The use of HF coastal radars to detect and warn of approaching tsunamis was proposed 40 years ago [14]. Radars measure the tsunami wave’s orbital velocity, unlike other tsunami sensors that observe its height. However, it was not until the 2004 Banda Aceh event that attention was seriously focused on developing a local warning capability. By the time of the 2011 Tohoku, Japan tsunami, sufficient radars were in place worldwide to gather a radar-signal database that allowed the development of detection and warning methodology.

An important step in demonstrating HFSWR capability to detect tsunamis was the development of an effective pattern recognition algorithm. Background surface current velocities for which widespread networks of HFSWR systems were designed to include many non-tsunami patterns, as well as unwanted noise and radio interference. Several publications appeared after the 2011 Tohoku (Japan) tsunami. Meteotsunamis have been observed off the U.S. East coast. A tsunami-recognition algorithm was developed, with multiple tsunami events observed and summarized in [15]. This is now being tested on several SeaSonde systems in real time.
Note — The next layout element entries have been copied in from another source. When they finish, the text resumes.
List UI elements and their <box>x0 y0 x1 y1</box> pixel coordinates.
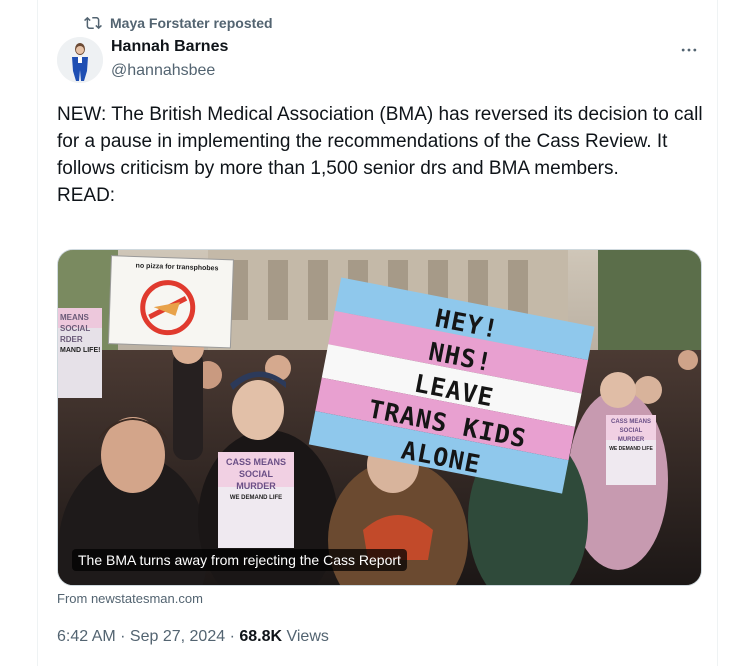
timeline-border-left <box>37 0 38 666</box>
views-count[interactable]: 68.8K <box>239 628 282 645</box>
repost-indicator[interactable]: Maya Forstater reposted <box>84 14 273 32</box>
tweet-date[interactable]: Sep 27, 2024 <box>130 628 225 645</box>
card-source[interactable]: From newstatesman.com <box>57 591 203 606</box>
meta-separator: · <box>115 628 130 645</box>
repost-label: Maya Forstater reposted <box>110 15 273 31</box>
sign-center-line: CASS MEANS <box>225 457 286 467</box>
avatar[interactable] <box>57 37 103 83</box>
meta-separator: · <box>225 628 240 645</box>
timeline-border-right <box>717 0 718 666</box>
tweet-time[interactable]: 6:42 AM <box>57 628 116 645</box>
sign-center-line: SOCIAL <box>238 469 273 479</box>
sign-right-line: WE DEMAND LIFE <box>609 446 653 452</box>
views-label: Views <box>282 628 329 645</box>
sign-left-line: RDER <box>60 335 83 344</box>
card-caption: The BMA turns away from rejecting the Ca… <box>72 549 407 571</box>
sign-left-line: MEANS <box>60 313 89 322</box>
tweet-meta: 6:42 AM · Sep 27, 2024 · 68.8K Views <box>57 628 329 646</box>
author-handle[interactable]: @hannahsbee <box>111 62 215 80</box>
sign-left-line: SOCIAL <box>60 324 91 333</box>
link-card[interactable]: no pizza for transphobes MEANS SOCIAL RD… <box>57 249 702 586</box>
avatar-image <box>57 37 103 83</box>
more-options-button[interactable] <box>676 40 702 60</box>
more-icon <box>681 48 697 52</box>
repost-icon <box>84 16 102 30</box>
sign-right-line: SOCIAL <box>619 428 643 434</box>
sign-center-line: MURDER <box>236 481 276 491</box>
sign-right-line: MURDER <box>617 437 645 443</box>
author-name[interactable]: Hannah Barnes <box>111 38 228 56</box>
sign-right-line: CASS MEANS <box>610 419 651 425</box>
sign-center-line: WE DEMAND LIFE <box>229 495 283 501</box>
tweet-text: NEW: The British Medical Association (BM… <box>57 104 703 206</box>
sign-left-line: MAND LIFE! <box>60 347 101 354</box>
Metrics of success for this and any detection/warning algorithm are maximizing the probability of detection with useful warning time, and minimization of false alarm probability. This paper demonstrates the effectiveness of a technique for maximizing the probability of detection by assessing the performance of existing or potential HFSWR systems against tsunamis of a given intensity. This depends critically on the bathymetry near the radar. The method can be used to estimate the detectable tsunami intensity at different radar sites to assess which are most useful for warning. Essential to this endeavor is a numerical (PDE) model that predicts near-field tsunami propagation heights and velocities. We have described the development of this model and presented results obtained with a 13.5 MHz New-Jersey radar at Brant Beach. We have also described a method to examine performance, which involves overlaying simulated over measured radial velocities. A step-by-step procedure was presented and demonstrated by application over a 24 h period. In that case, tsunami heights between 20 and 65 cm are sufficient for the radar to provide detection.

Any tsunami sensor is vulnerable to false alarms. For HFSWR systems, these can come from noise, radio interference, and complex background current patterns. They vary with radar location, with the frequency band being used, and as a function of time. With the tools developed in this paper, operational robustness and utility can be extended by improving defenses against these limitations.